A “confusão” de parte da imprensa sobre as categorias de funcionários públicos contratados talvez se explique pelo que o economista chama de “homogeneização”. A estratégia seria tratar os servidores como iguais, mesmo que uns tenham mais benefícios que outros. “Os servidores públicos têm técnicos, professores, juízes, militares, o debate que tem que ser levado em consideração é quais são as categorias que de fato são beneficiadas. A gente pode discutir e isso tem que ser discutido. Não é plausível que o juiz alcance um salário acima do teto, com aqueles penduricalhos, como as pessoas falam, que vai chegar a 100 mil. Isso de fato tem que ser revisto”, defende.
“Reforma” administrativa
Na prática, além de não atacar esses privilégios, o que a “reforma” administrativa que vem sendo proposta pretende é “dificultar a atuação sindical dos servidores. Isso é um absurdo, como é também flexibilizar a estabilidade. Funcionário público é um funcionário de Estado e não de governo. Isso significa dizer que vai passar o governo e eu continuarei servidor público, atuando de uma forma correta com o compromisso com os interesses do país. Quer dizer que eu posso dar aula na universidade. A partir do momento que a minha estabilidade fica sujeita a critérios de avaliação, de acordo com o interesse de governo, comprometo por completo a ideia da ciência dentro da universidade, que tem várias tendências e correntes de pensamento”.
Penduricalhos dos militares
Moreira também contesta a posição da Câmara dos Deputados em relação à manutenção do veto de Bolsonaro a reajustes salariais e progressão funcional para categorias de servidores públicos que atuam na linha de frente no combate ao coronavírus até 31 de dezembro de 2021.
O ministro da Economia, Paulo Guedes, alegou que o reajuste salarial aos profissionais seria “um crime contra o país”, conforme mostrou a RBA. A reação só não foi a mesma quando Bolsonaro concedeu, em junho, reajuste de até 73% em bonificação salarial aos militares de alta patente. Em cinco anos, a medida custará R$ 26,5 bilhões aos cofres públicos.
Governo de privilegiados
O reajuste à época também passou sem muita repercussão por parte da mídia comercial. Ao mesmo tempo em que os sindicatos dos professores apontavam para uma perda real dos salários da categoria em torno de 30%.

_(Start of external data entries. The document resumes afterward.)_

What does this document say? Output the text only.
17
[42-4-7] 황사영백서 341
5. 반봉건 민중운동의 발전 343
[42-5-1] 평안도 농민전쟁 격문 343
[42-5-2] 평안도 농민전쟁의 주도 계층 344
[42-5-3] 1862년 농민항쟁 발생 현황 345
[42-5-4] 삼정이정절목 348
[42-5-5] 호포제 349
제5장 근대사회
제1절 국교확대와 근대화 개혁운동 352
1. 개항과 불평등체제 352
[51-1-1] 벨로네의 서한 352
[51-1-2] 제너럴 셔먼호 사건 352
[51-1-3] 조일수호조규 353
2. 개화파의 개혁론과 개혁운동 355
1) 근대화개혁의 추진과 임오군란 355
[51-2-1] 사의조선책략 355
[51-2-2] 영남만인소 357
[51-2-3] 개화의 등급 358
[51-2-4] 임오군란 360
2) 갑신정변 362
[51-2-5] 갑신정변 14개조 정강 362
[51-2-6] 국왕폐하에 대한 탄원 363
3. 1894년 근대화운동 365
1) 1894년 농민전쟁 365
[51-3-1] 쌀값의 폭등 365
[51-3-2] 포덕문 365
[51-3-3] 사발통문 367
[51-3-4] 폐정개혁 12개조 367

“O que tem acontecido é que muitas instituições privadas, que pagam muito bem para professores, estão resgatando o professor de alta qualificação. E alguns professores estão indo embora do país. Uma fuga de cérebros, e isso é extremamente preocupante. Mas, mais preocupante ainda, é a gente ter um governo que vetou o reajuste para pessoas que estão na linha de frente ao combate à covid-19 mas que dá uma bonificação de R$ 26,5 bilhões para os militares de patente mais elevadas. Isso mostra que esse governo tem lado e não é o lado da classe trabalhadora”, adverte o economista Uallace Moreira.
Para o professor da UFBA, toda essa contradição evidencia que a oposição da imprensa tradicional a Bolsonaro é restrita aos termos de valores morais e ao conservadorismo. Do ponto de vista econômico, “ela está extremamente afinada e ela apoia ela, dá sustentação. É por isso que o Bolsonaro permanece como uma figura importante e com a figura do Paulo Guedes”.